8 Responses to SEO basics: What’s a slug and how to optimize it

  1. Sonali
    By Sonali on 26 November, 2016

    Thanks for this info…working on that right away..

  2. Ben
    By Ben on 18 November, 2016

    I once wrote an article on The Voice reality show. My focus keyword was “the voice” my slug was also “the voice” ….since “the” is a stop word does it mean I shouldn’t have used it considering that it may alter the name of the reality show?

  3. Ben
    By Ben on 18 November, 2016

    Thanks for the info…working on that right away

  4. Ad
    By Ad on 17 November, 2016

    Hello, Michiel!

    I never use the stop words in slugs and try best to keep it short and meaningful.

    I am the Yoast SEO user from long so I am reading a lot of good information about all the sections.

    And slug is important as per Yoast SEO to make it optimized as well as keep it simple, small and meaningful.

    So, thank you for writing on this important topic. :)

    ~ Adeel

  5. Yvi
    By Yvi on 16 November, 2016

    Hi, I don’t understand why in spite of me adding my own “proper” Yoast slug (underneath my blog post in wordpress), google only posts the slug as http://www.xxx.net/blog

    Why does google reference the generic blog but NOT the specifi blog article even though the slug clearly lists the article? also, why does google fail to list the name of the article; and instead just references “blog” as title (which of course forces the reader to search through my blog to find the article). What am I doing wrong? Obviously I’m missing something……thank YOU.

    Esp: Google search results:
    Blog – FiEnergy
    http://www.fienergy.net/blog/
    Translate this page
    8 Gründe warum es albern ist, fertigen Hummus zu kaufen … Wenn du dir immer noch regelmäßig Hummus im Laden kaufst, dann dürfte dieses Video vielleicht …
    You visited this page on 11/15/16.

    BUT: the proper info is here: http://www.fienergy.net/hummus-selber-machen-statt-kaufen/

    • Michiel Heijmans
      By Michiel Heijmans on 17 November, 2016

      Hi,

      What I notice, is that your website has little links, is that correct? That might be the reason for Google not picking up on your posts. I can see canonicals are set right, and sitemaps look alright.

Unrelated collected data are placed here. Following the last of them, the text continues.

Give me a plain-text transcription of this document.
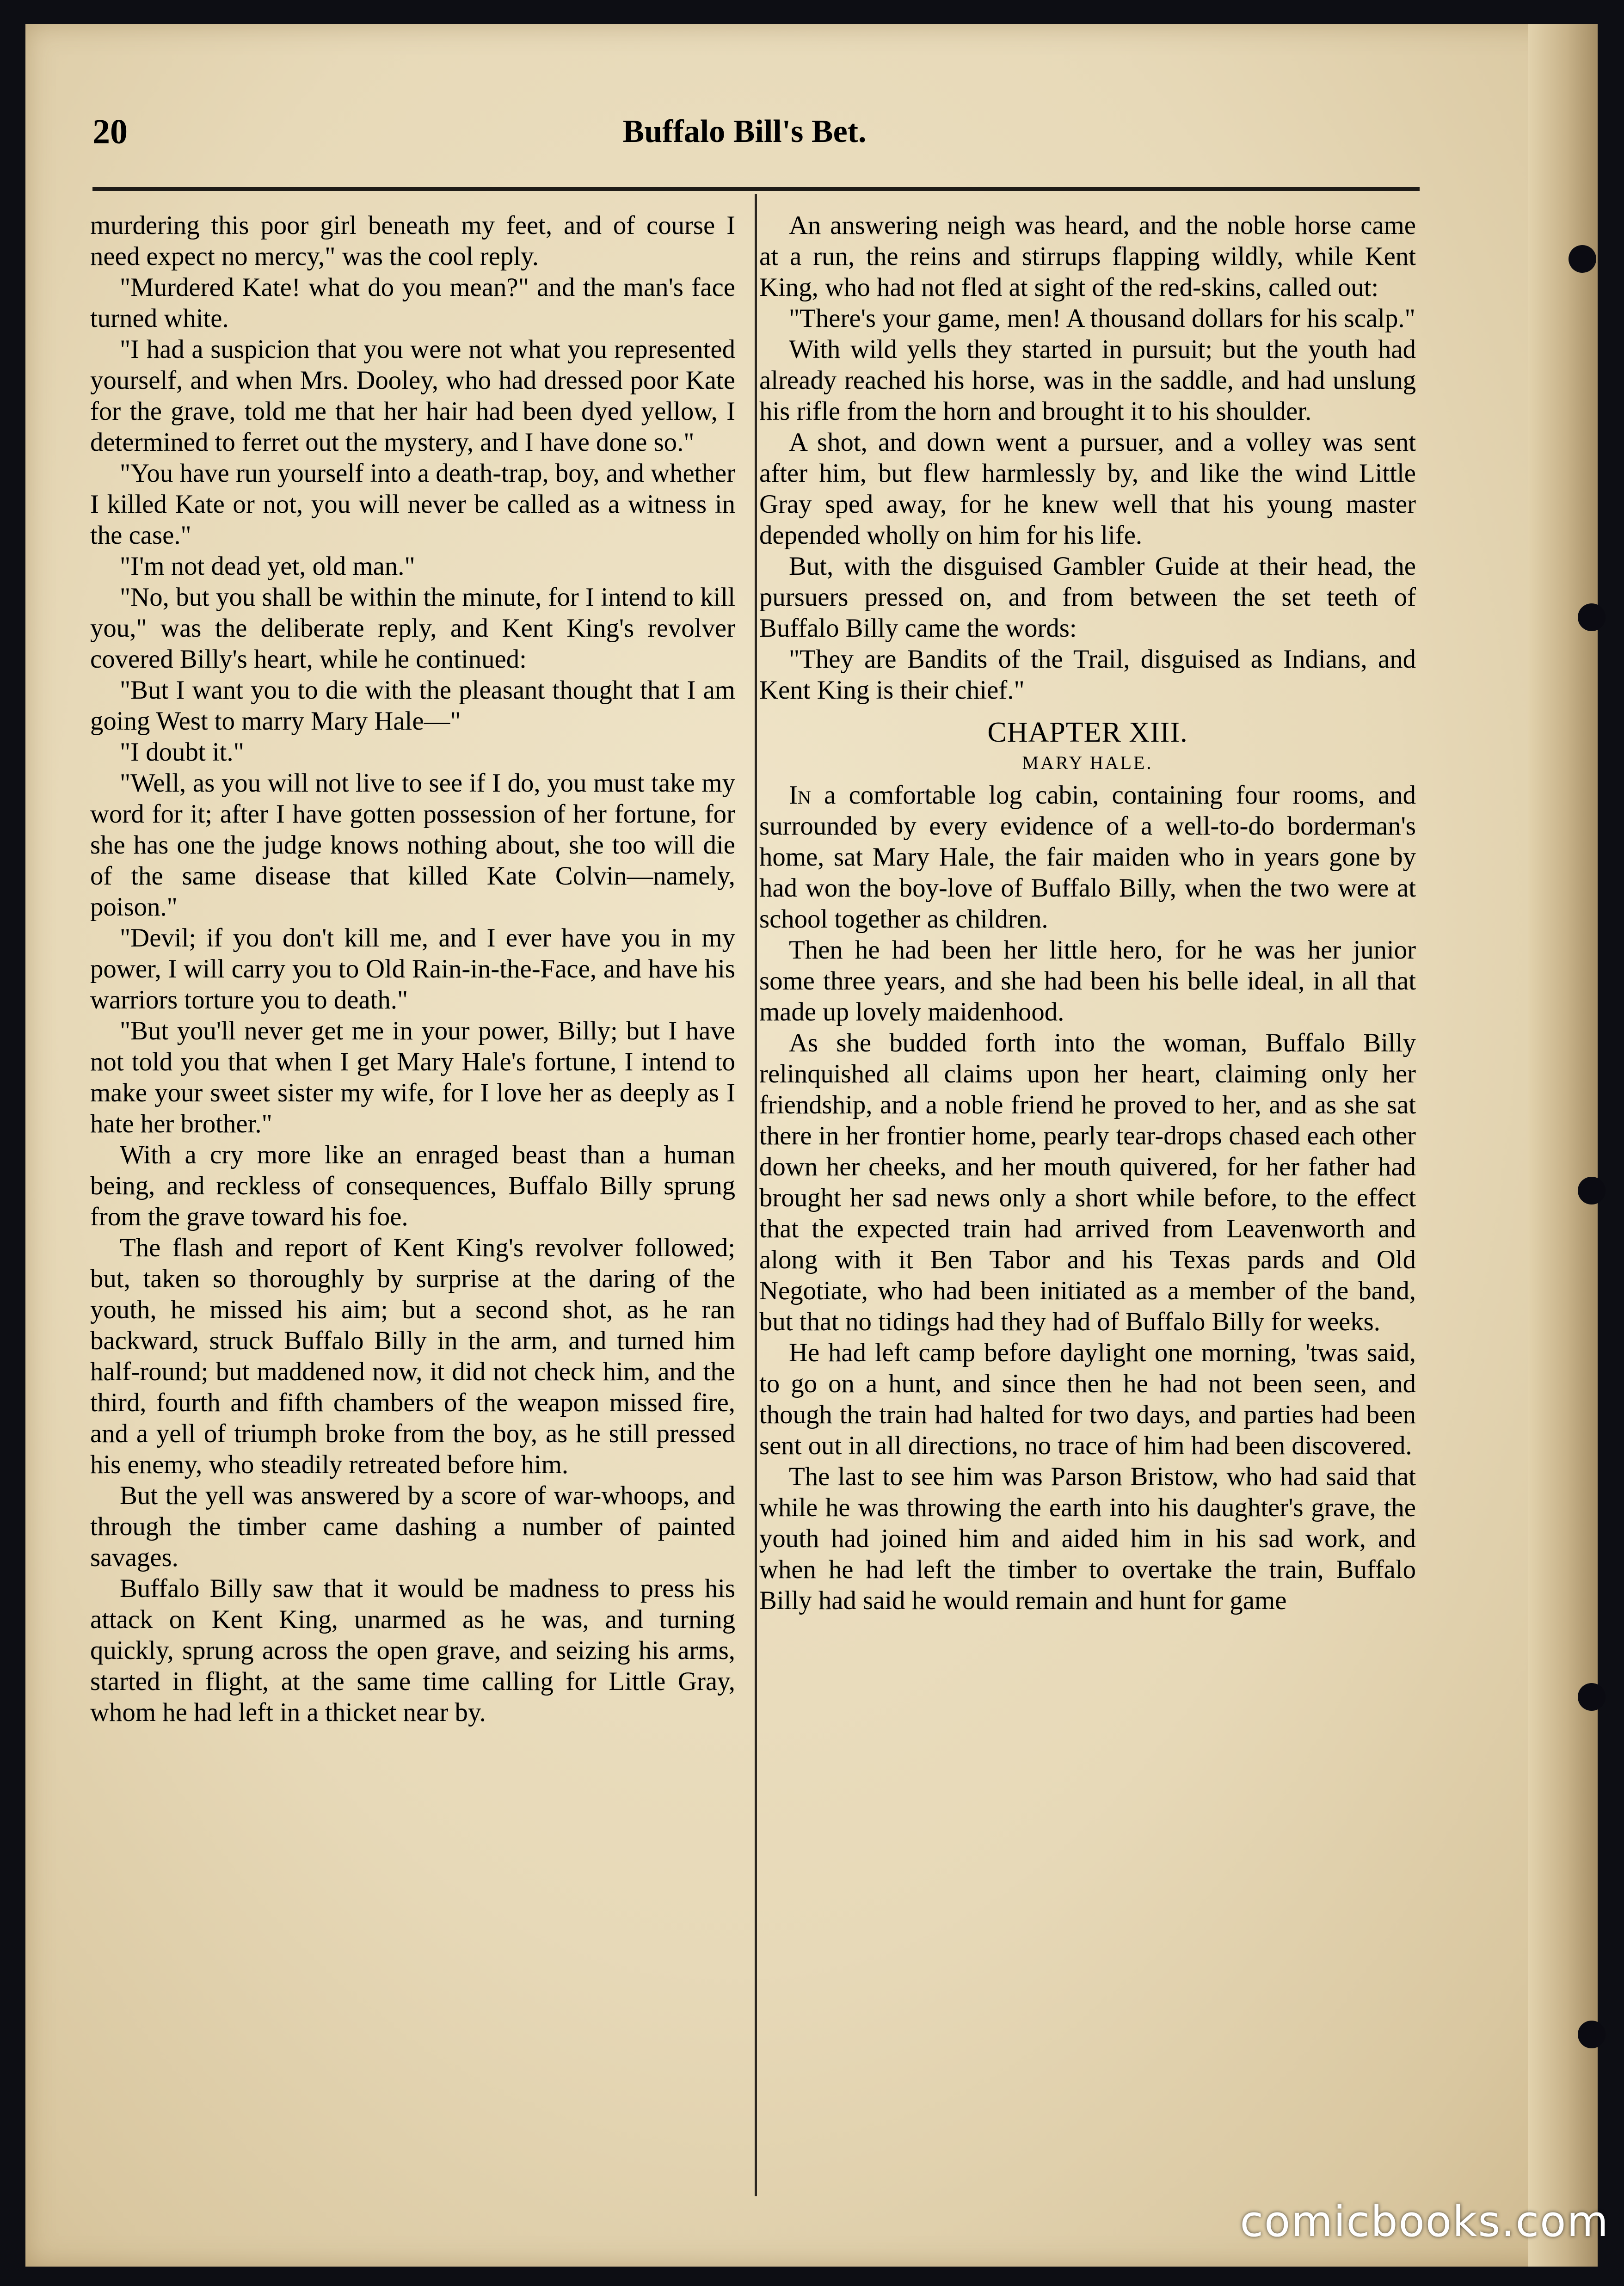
20	Buffalo Bill's Bet.

murdering this poor girl beneath my feet, and of course I need expect no mercy," was the cool reply.

"Murdered Kate! what do you mean?" and the man's face turned white.

"I had a suspicion that you were not what you represented yourself, and when Mrs. Dooley, who had dressed poor Kate for the grave, told me that her hair had been dyed yellow, I determined to ferret out the mystery, and I have done so."

"You have run yourself into a death-trap, boy, and whether I killed Kate or not, you will never be called as a witness in the case."

"I'm not dead yet, old man."

"No, but you shall be within the minute, for I intend to kill you," was the deliberate reply, and Kent King's revolver covered Billy's heart, while he continued:

"But I want you to die with the pleasant thought that I am going West to marry Mary Hale—"

"I doubt it."

"Well, as you will not live to see if I do, you must take my word for it; after I have gotten possession of her fortune, for she has one the judge knows nothing about, she too will die of the same disease that killed Kate Colvin—namely, poison."

"Devil; if you don't kill me, and I ever have you in my power, I will carry you to Old Rain-in-the-Face, and have his warriors torture you to death."

"But you'll never get me in your power, Billy; but I have not told you that when I get Mary Hale's fortune, I intend to make your sweet sister my wife, for I love her as deeply as I hate her brother."

With a cry more like an enraged beast than a human being, and reckless of consequences, Buffalo Billy sprung from the grave toward his foe.

The flash and report of Kent King's revolver followed; but, taken so thoroughly by surprise at the daring of the youth, he missed his aim; but a second shot, as he ran backward, struck Buffalo Billy in the arm, and turned him half-round; but maddened now, it did not check him, and the third, fourth and fifth chambers of the weapon missed fire, and a yell of triumph broke from the boy, as he still pressed his enemy, who steadily retreated before him.

But the yell was answered by a score of war-whoops, and through the timber came dashing a number of painted savages.

Buffalo Billy saw that it would be madness to press his attack on Kent King, unarmed as he was, and turning quickly, sprung across the open grave, and seizing his arms, started in flight, at the same time calling for Little Gray, whom he had left in a thicket near by.

An answering neigh was heard, and the noble horse came at a run, the reins and stirrups flapping wildly, while Kent King, who had not fled at sight of the red-skins, called out:

"There's your game, men! A thousand dollars for his scalp."

With wild yells they started in pursuit; but the youth had already reached his horse, was in the saddle, and had unslung his rifle from the horn and brought it to his shoulder.

A shot, and down went a pursuer, and a volley was sent after him, but flew harmlessly by, and like the wind Little Gray sped away, for he knew well that his young master depended wholly on him for his life.

But, with the disguised Gambler Guide at their head, the pursuers pressed on, and from between the set teeth of Buffalo Billy came the words:

"They are Bandits of the Trail, disguised as Indians, and Kent King is their chief."

CHAPTER XIII.
MARY HALE.

In a comfortable log cabin, containing four rooms, and surrounded by every evidence of a well-to-do borderman's home, sat Mary Hale, the fair maiden who in years gone by had won the boy-love of Buffalo Billy, when the two were at school together as children.

Then he had been her little hero, for he was her junior some three years, and she had been his belle ideal, in all that made up lovely maidenhood.

As she budded forth into the woman, Buffalo Billy relinquished all claims upon her heart, claiming only her friendship, and a noble friend he proved to her, and as she sat there in her frontier home, pearly tear-drops chased each other down her cheeks, and her mouth quivered, for her father had brought her sad news only a short while before, to the effect that the expected train had arrived from Leavenworth and along with it Ben Tabor and his Texas pards and Old Negotiate, who had been initiated as a member of the band, but that no tidings had they had of Buffalo Billy for weeks.

He had left camp before daylight one morning, 'twas said, to go on a hunt, and since then he had not been seen, and though the train had halted for two days, and parties had been sent out in all directions, no trace of him had been discovered.

The last to see him was Parson Bristow, who had said that while he was throwing the earth into his daughter's grave, the youth had joined him and aided him in his sad work, and when he had left the timber to overtake the train, Buffalo Billy had said he would remain and hunt for game

comicbooks.com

      If you are really looking to dig into this, you might want to consider one of our reviews because there might be something else bugging you that I can’t see from one look at your website.

      • dmg
        By dmg on 18 November, 2016

        In Yoast SEO’s Content Analysis traffic lights, there’s an item about whether the URL contains the keyword. This is usually only possible by having it in the slug. Is shortening the slug more important than that?

      • Helen Collins
        By Helen Collins on 18 November, 2016

        I set up 2 main keyword pages on our WordPress blog, one of them was starting to move up the rankings. I then decided to change the slug and remove the hyphens between the words so that it matched the way we had done the non-Wordpress part of our site. Since then the one that was starting to rank has disappeared, the other has never appeared. I thought the pages were new enough to be changed as there was only a couple of links going to one and non to the other. I set up 301 re-directs for any existing links to the old page urls (with the hyphens) but still no recovery in the rankings. I have aid to £100 for citations to one of them. Is there anything I can do? Do you changing this url has put me on the wrong side of Google forever somehow?